Goncalves told analysts Phase II will not be built to compete in the seaborne market but will “displace new capacity in the iron ore seaborne market.”

“By December 31, we are going to be announcing the construction of Phase II or going to Phase 0, let’s call like that. Phase I doesn’t exist,” said Goncalves.

Cliffs’ APIO Koolyanobbing mine in Australia can produce competitive iron ore product at a low total CapEx of $50 million over the six years remaining in the life of the mine. Goncalves, however, says, as a non-core asset, he would sell it to a buyer for a fair price. Barring a sale, Cliffs will continue to operate it until the ore runs out.

The Cliffs CEO revealed his determination to bring profitability back to Cliffs and showed little tolerance for analysts who refused to look forward with optimism.

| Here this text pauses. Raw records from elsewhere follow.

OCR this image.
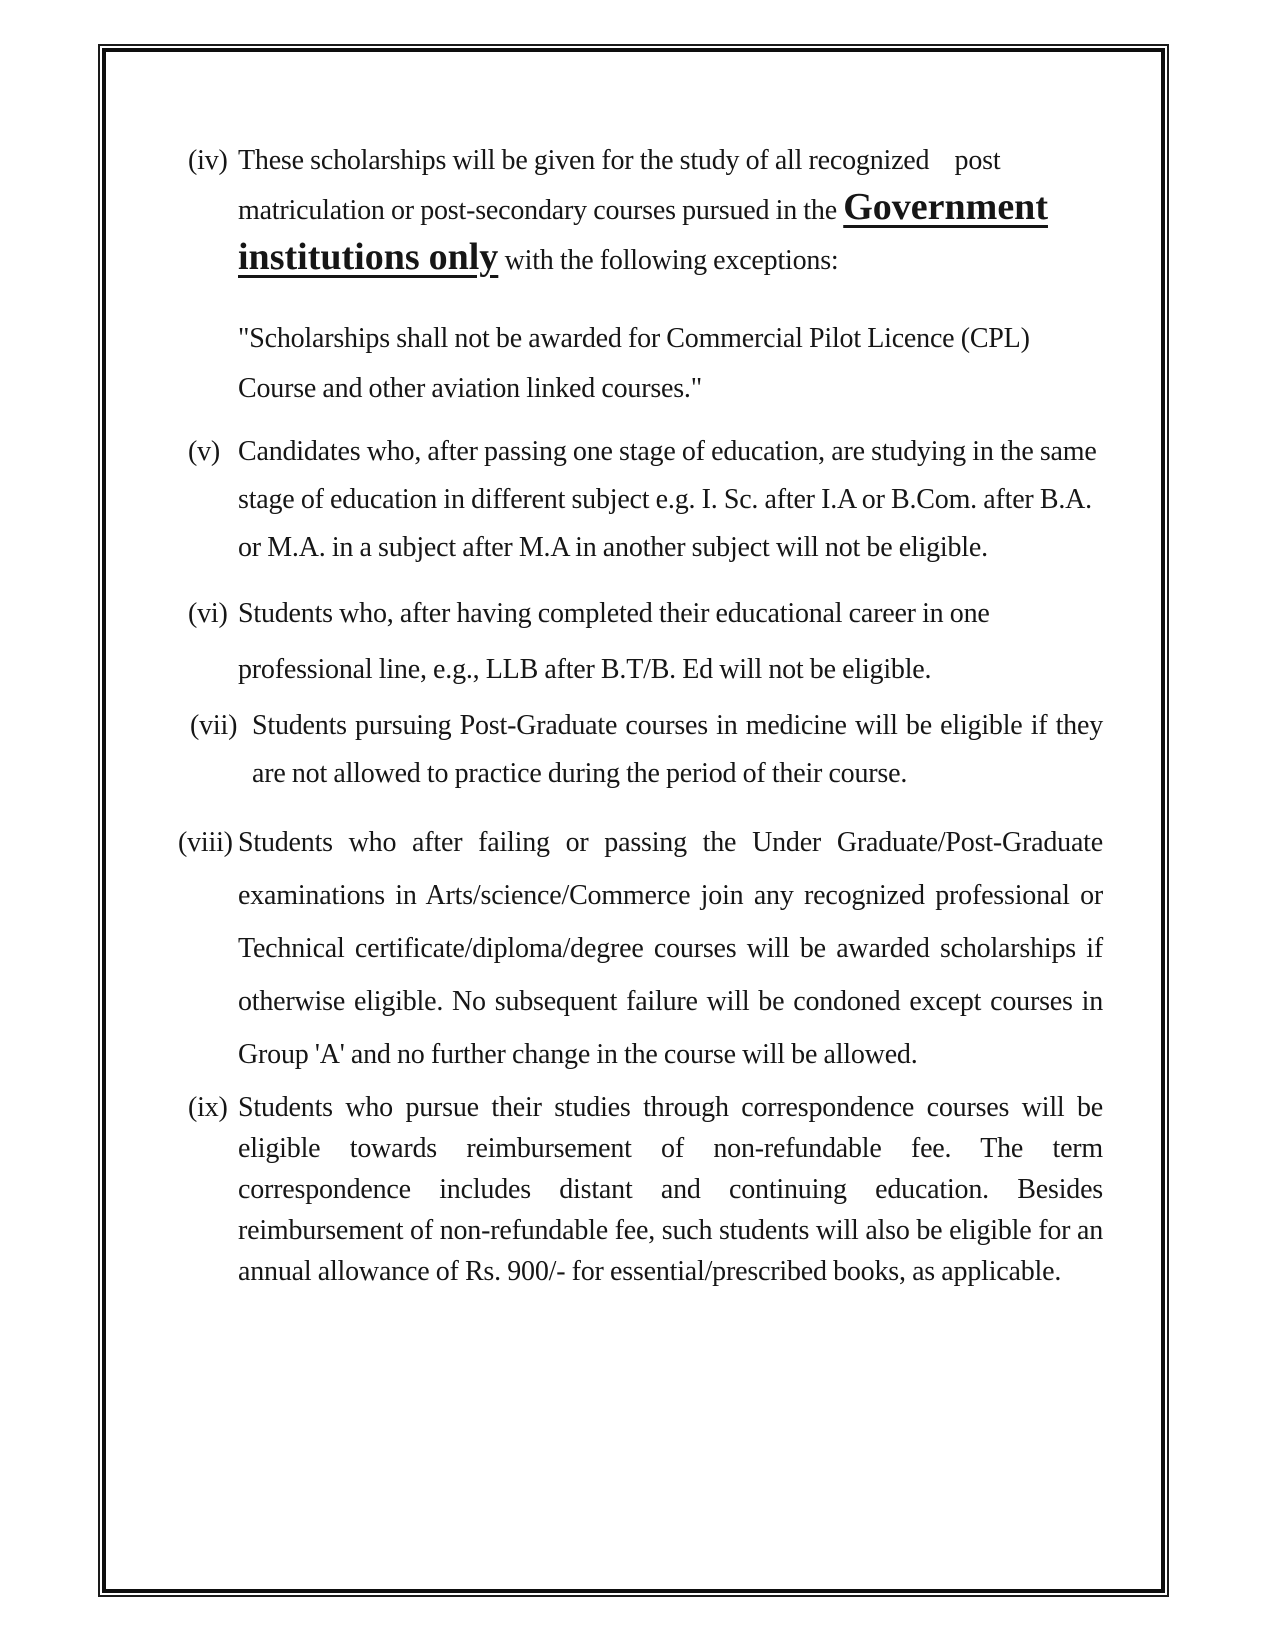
(iv) These scholarships will be given for the study of all recognized    post matriculation or post-secondary courses pursued in the Government institutions only with the following exceptions:
"Scholarships shall not be awarded for Commercial Pilot Licence (CPL) Course and other aviation linked courses."
(v) Candidates who, after passing one stage of education, are studying in the same stage of education in different subject e.g. I. Sc. after I.A or B.Com. after B.A. or M.A. in a subject after M.A in another subject will not be eligible.
(vi) Students who, after having completed their educational career in one professional line, e.g., LLB after B.T/B. Ed will not be eligible.
(vii) Students pursuing Post-Graduate courses in medicine will be eligible if they are not allowed to practice during the period of their course.
(viii) Students who after failing or passing the Under Graduate/Post-Graduate examinations in Arts/science/Commerce join any recognized professional or Technical certificate/diploma/degree courses will be awarded scholarships if otherwise eligible. No subsequent failure will be condoned except courses in Group 'A' and no further change in the course will be allowed.
(ix) Students who pursue their studies through correspondence courses will be eligible towards reimbursement of non-refundable fee. The term correspondence includes distant and continuing education. Besides reimbursement of non-refundable fee, such students will also be eligible for an annual allowance of Rs. 900/- for essential/prescribed books, as applicable.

“This is my first investor conference call at Cliffs,” said Goncalves. “But it’s not my first conference call with several of you. We appreciate the support of the vast majority of Cliffs’ shareholders which voted for real change in this company in late July. Several of these investors have made a lot of money with Lourenco Goncalves before. And we will make money together one more time.”

“Some others will lose a lot of money for trying to continue predicting the past with complete disregard for a well-thought out business plan being implemented with discipline by a CEO with a track record of success.

“The past is over in this company. And the present is a lot of work to bring a profitable future for Cliffs.”